Friday, February 26, 2010

Maternity Pay Extension backed by MEPs

A committee of the European Parliament has approved draft legislation which if implemented would require employers to pay women on maternity leave full pay for 20 weeks.

The current legislation in England and Wales provides for payment of 90% of normal pay for the first 6 weeks and then Statutory Maternity Pay (which will generally be at a lower sum) for a maximum of a further 33 weeks.

The European Parliament will consider the proposal in early March although doubts have been expressed as to whether it will ever be implemented given the potential for a further financial burden on employers and/or Governments at a time when economic confidence is still very fragile.

The UK Government, the Institute of Directors and the British Chambers of Commerce have already expressed concern about the additional costs which would be involved, especially when UK legislation in this area is already generous by comparison with a lot of other EU countries.

Watch this space!

Tuesday, February 16, 2010

Asda Doesn't Pay the Price!

The Employment Appeal Tribunal has recently upheld an Employment Tribunal decision rejecting 6 test cases by Asda employees complaining of unlawful deduction from wages.

Asda wanted to introduce a unified pay structure and invoked a clause in the Staff Handbook giving them the right to revise its contents. Over 9,000 employees accepted this but some claimed that it was an unlawful unilateral variation of their contracts.

The EAT held that the clause was entirely clear and that it did give Asda the right to unilaterally change even a fundamental term such as one relating to pay.

Asda benefitted from the fact that the Staff Handbook made clear that certain clauses in it were of contractual effect.

The status of terms in Staff Handbooks can be problematic. It is important, particularly if it contains information relating to central issues like pay, hours and holiday entitlement, that it is made clear whether the document is intended to be contractual or simply a note of current procedures and policy. There is a lot to be said for keeping contract terms and Staff Handbooks distinct from each other.

There is a report of the case at:-

Wednesday, February 10, 2010

Serial Litigants - The Worm Turns

The Employment Appeal Tribunal has recently held that an Employment Tribunal was justified in dismissing the Age Discrimination Claim of an applicant who it found had no genuine intention of taking the job if she was offered it.

It appears from the report that the Claimant alleged she was making a point about age discrimination in the job market but from the number of Claims she had pursued and the number of settlements that she had achieved it also seemed to be quite financially lucrative.

The Employment Appeal Tribunal found that the Claimant's Counsel had quite correctly conceded that she could not show the "detriment" required for a discrimination claim if she did not in fact have any real wish to get the job.

There are a small number of serial litigants out there who try and make a living from this sort of Claim. To avoid giving them any opportunity to attack you, ensure that nothing in your job advertisements can be construed as discriminatory and be prepared to demonstrate a documented thought process as to why a particular applicant was rejected or not shortlisted for interview.

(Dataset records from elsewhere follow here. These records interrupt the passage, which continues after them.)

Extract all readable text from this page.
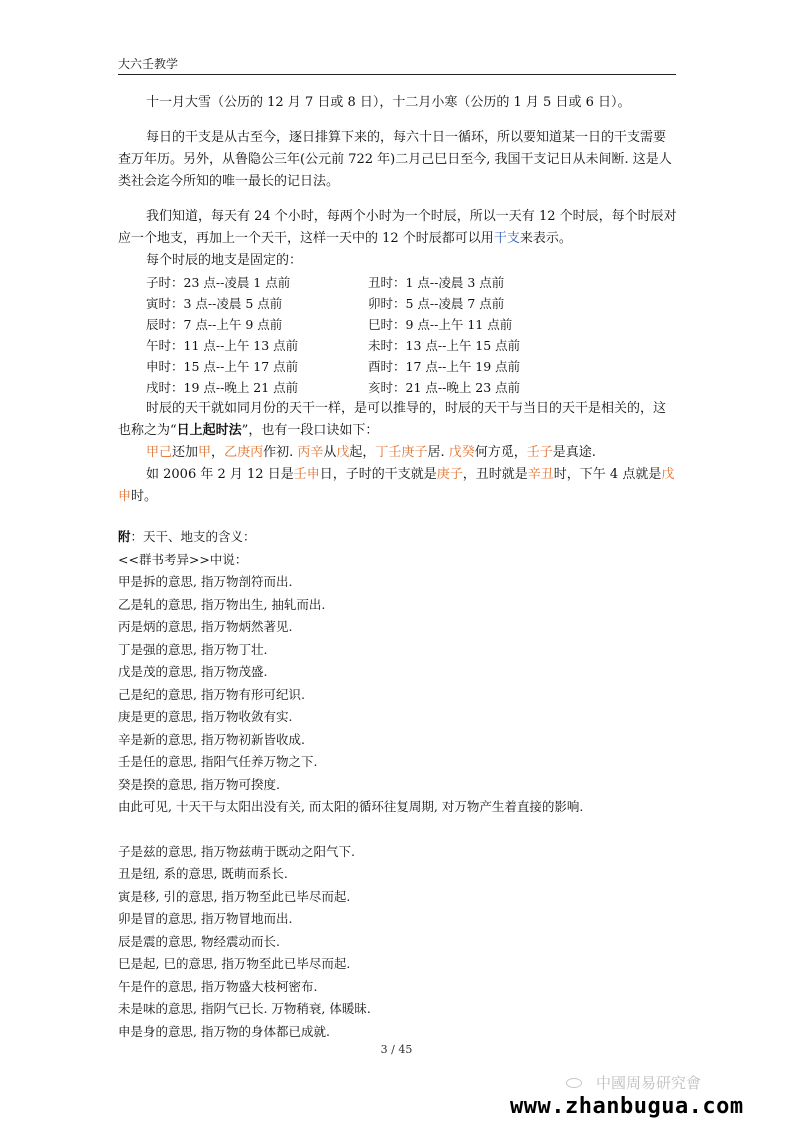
大六壬教学

十一月大雪（公历的 12 月 7 日或 8 日），十二月小寒（公历的 1 月 5 日或 6 日）。

每日的干支是从古至今，逐日排算下来的，每六十日一循环，所以要知道某一日的干支需要查万年历。另外，从鲁隐公三年(公元前 722 年)二月己巳日至今, 我国干支记日从未间断. 这是人类社会迄今所知的唯一最长的记日法。

我们知道，每天有 24 个小时，每两个小时为一个时辰，所以一天有 12 个时辰，每个时辰对应一个地支，再加上一个天干，这样一天中的 12 个时辰都可以用干支来表示。

每个时辰的地支是固定的：

子时：23 点--凌晨 1 点前	丑时：1 点--凌晨 3 点前
寅时：3 点--凌晨 5 点前	卯时：5 点--凌晨 7 点前
辰时：7 点--上午 9 点前	巳时：9 点--上午 11 点前
午时：11 点--上午 13 点前	未时：13 点--上午 15 点前
申时：15 点--上午 17 点前	酉时：17 点--上午 19 点前
戌时：19 点--晚上 21 点前	亥时：21 点--晚上 23 点前

时辰的天干就如同月份的天干一样，是可以推导的，时辰的天干与当日的天干是相关的，这也称之为“日上起时法”，也有一段口诀如下：

甲己还加甲，乙庚丙作初. 丙辛从戊起，丁壬庚子居. 戊癸何方觅，壬子是真途.

如 2006 年 2 月 12 日是壬申日，子时的干支就是庚子，丑时就是辛丑时，下午 4 点就是戊申时。

附：天干、地支的含义：
<<群书考异>>中说：
甲是拆的意思, 指万物剖符而出.
乙是轧的意思, 指万物出生, 抽轧而出.
丙是炳的意思, 指万物炳然著见.
丁是强的意思, 指万物丁壮.
戊是茂的意思, 指万物茂盛.
己是纪的意思, 指万物有形可纪识.
庚是更的意思, 指万物收敛有实.
辛是新的意思, 指万物初新皆收成.
壬是任的意思, 指阳气任养万物之下.
癸是揆的意思, 指万物可揆度.
由此可见, 十天干与太阳出没有关, 而太阳的循环往复周期, 对万物产生着直接的影响.
子是兹的意思, 指万物兹萌于既动之阳气下.
丑是纽, 系的意思, 既萌而系长.
寅是移, 引的意思, 指万物至此已毕尽而起.
卯是冒的意思, 指万物冒地而出.
辰是震的意思, 物经震动而长.
巳是起, 巳的意思, 指万物至此已毕尽而起.
午是仵的意思, 指万物盛大枝柯密布.
未是味的意思, 指阴气已长. 万物稍衰, 体暖昧.
申是身的意思, 指万物的身体都已成就.
3 / 45
中國周易研究會
www.zhanbugua.com
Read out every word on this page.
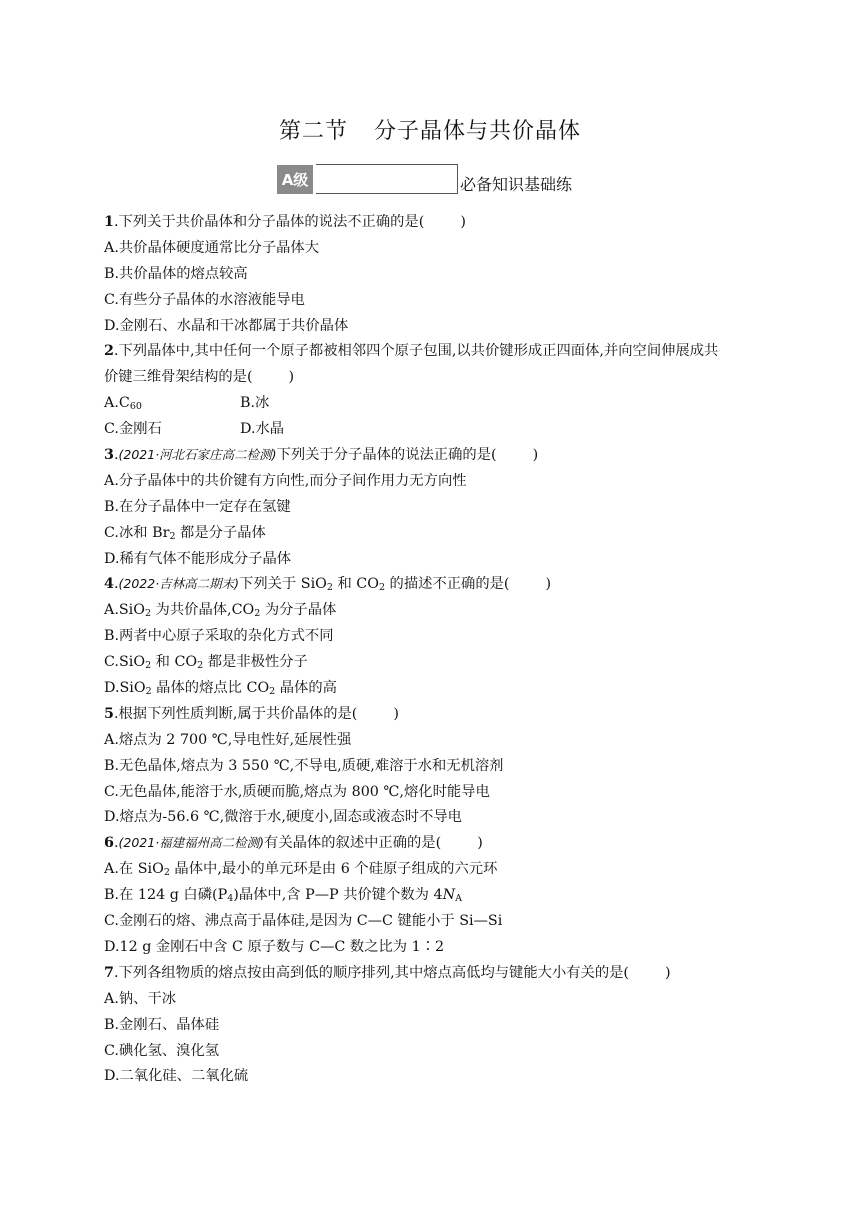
第二节 分子晶体与共价晶体
A级	必备知识基础练
1.下列关于共价晶体和分子晶体的说法不正确的是(	)
A.共价晶体硬度通常比分子晶体大
B.共价晶体的熔点较高
C.有些分子晶体的水溶液能导电
D.金刚石、水晶和干冰都属于共价晶体
2.下列晶体中,其中任何一个原子都被相邻四个原子包围,以共价键形成正四面体,并向空间伸展成共
价键三维骨架结构的是(	)
$A.C_{60}$	B.冰
C.金刚石	D.水晶
3.(2021·河北石家庄高二检测)下列关于分子晶体的说法正确的是(	)
A.分子晶体中的共价键有方向性,而分子间作用力无方向性
B.在分子晶体中一定存在氢键
C.冰和 $Br_2$ 都是分子晶体
D.稀有气体不能形成分子晶体
4.(2022·吉林高二期末)下列关于 SiO$_2$ 和 $CO_2$ 的描述不正确的是(	)
A.SiO$_2$ 为共价晶体$,CO_2$ 为分子晶体
B.两者中心原子采取的杂化方式不同
C.SiO$_2$ 和 $CO_2$ 都是非极性分子
D.SiO$_2$ 晶体的熔点比 $CO_2$ 晶体的高
5.根据下列性质判断,属于共价晶体的是(	)
A.熔点为 2 700 ℃,导电性好,延展性强
B.无色晶体,熔点为 3 550 ℃,不导电,质硬,难溶于水和无机溶剂
C.无色晶体,能溶于水,质硬而脆,熔点为 800 ℃,熔化时能导电
D.熔点为-56.6 ℃,微溶于水,硬度小,固态或液态时不导电
6.(2021·福建福州高二检测)有关晶体的叙述中正确的是(	)
A.在 SiO$_2$ 晶体中,最小的单元环是由 6 个硅原子组成的六元环
B.在 124 g 白磷$(P_4)$晶体中,含 P—P 共价键个数为 $4N_A$
C.金刚石的熔、沸点高于晶体硅,是因为 C—C 键能小于 Si—Si
D.12 g 金刚石中含 C 原子数与 C—C 数之比为 1∶2
7.下列各组物质的熔点按由高到低的顺序排列,其中熔点高低均与键能大小有关的是(	)
A.钠、干冰
B.金刚石、晶体硅
C.碘化氢、溴化氢
D.二氧化硅、二氧化硫
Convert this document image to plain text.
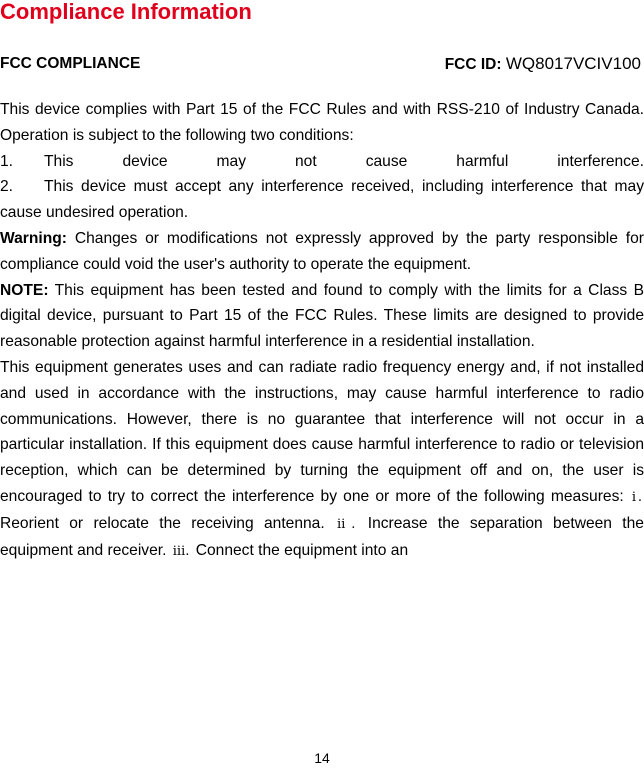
Compliance Information
FCC COMPLIANCE	FCC ID: WQ8017VCIV100

This device complies with Part 15 of the FCC Rules and with RSS-210 of Industry Canada. Operation is subject to the following two conditions:

1. This device may not cause harmful interference.

2. This device must accept any interference received, including interference that may cause undesired operation.

Warning: Changes or modifications not expressly approved by the party responsible for compliance could void the user's authority to operate the equipment.

NOTE: This equipment has been tested and found to comply with the limits for a Class B digital device, pursuant to Part 15 of the FCC Rules. These limits are designed to provide reasonable protection against harmful interference in a residential installation.

This equipment generates uses and can radiate radio frequency energy and, if not installed and used in accordance with the instructions, may cause harmful interference to radio communications. However, there is no guarantee that interference will not occur in a particular installation. If this equipment does cause harmful interference to radio or television reception, which can be determined by turning the equipment off and on, the user is encouraged to try to correct the interference by one or more of the following measures: ⅰ. Reorient or relocate the receiving antenna. ⅱ. Increase the separation between the equipment and receiver. ⅲ. Connect the equipment into an

14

There is a report of this case at:-

Tuesday, February 09, 2010

7 Hours on Maternity Leave

A Headmistress in Wiltshire has made headlines in the national media by returning to work a mere 7 hours after giving birth to her third child.

Dr Helen Wright, 39, wanted to send a message to the pupils at the all-girl school that having a successful work/life balance is not an impossible dream.

Strictly speaking as a matter of law, 2 weeks' maternity leave is compulsory (4 weeks for employees in factories) but when you are the boss (or a "high-flyer") then you can of course make your own rules.

Dr Wright was keen to stress the School's commitment to flexible working, such as allowing teachers to return part-time and fit their teaching duties around their home life - possibly a more orthodox approach to the issue than returning to your desk straight from the Maternity Ward!